Frankly, I’ve seen this happen to occasional drinkers who were still alcoholics and needed to quit. You can be an alcoholic and barely drink if it has some kind of control in your life, if you’re hiding it from a spouse, if it leads to embarrassing behaviors, and you just can’t put it down permanently even if you desperately wanted to. You don’t need to be a heavy every day drinker to be an alcoholic.
I knew guys who were able to control it to once a week, or once every two weeks, but every time they drank they regretted it. But then guess what? Two weeks later, they pick up again. Did they made the same regrettable mistakes over and over again, many of them driving that way in a dangerous themselves and others and promising never to do it again and doing it again two weeks later, one week later, whenever.

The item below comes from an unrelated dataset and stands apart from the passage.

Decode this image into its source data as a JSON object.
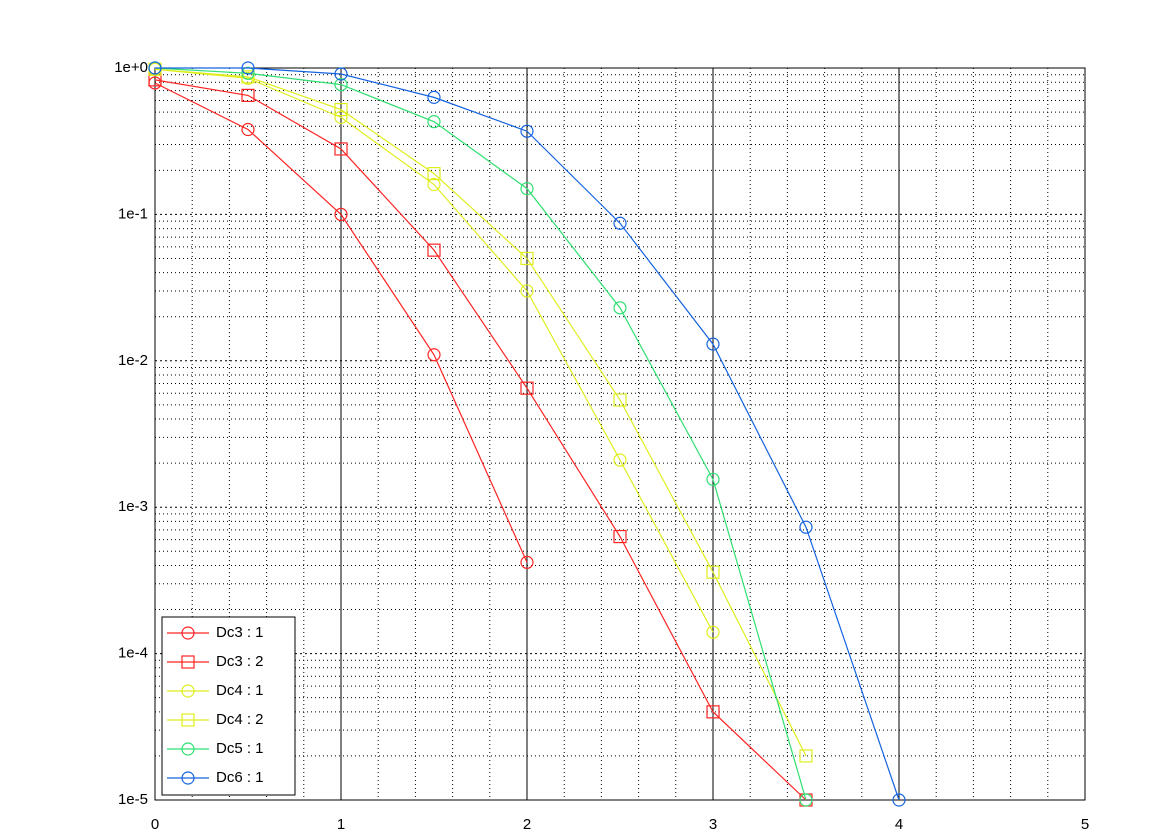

If you quit because you “needed“ to, I would honestly seek counseling to deal with it. There are plenty of resources out there, sometimes having someone to talk to, trust me, can be very important. Even if you’re not struggling with it anymore, it is like losing a friend or cutting off a limb. It can be traumatic, and that’s not hyperbole, to cut something out of your life that meant so much to you. I don’t know if that was your situation or not, I’m just guessing since you brought it up. Hell, I know people who quit smoking that, years later, still had anxiety. There are parts of your brain that don’t know the difference from giving up a substance to losing a friend or a loved one. Your brain just can’t process that it’s a different thing it shouldn’t matter as much. It just knows that whatever it relied on was gone.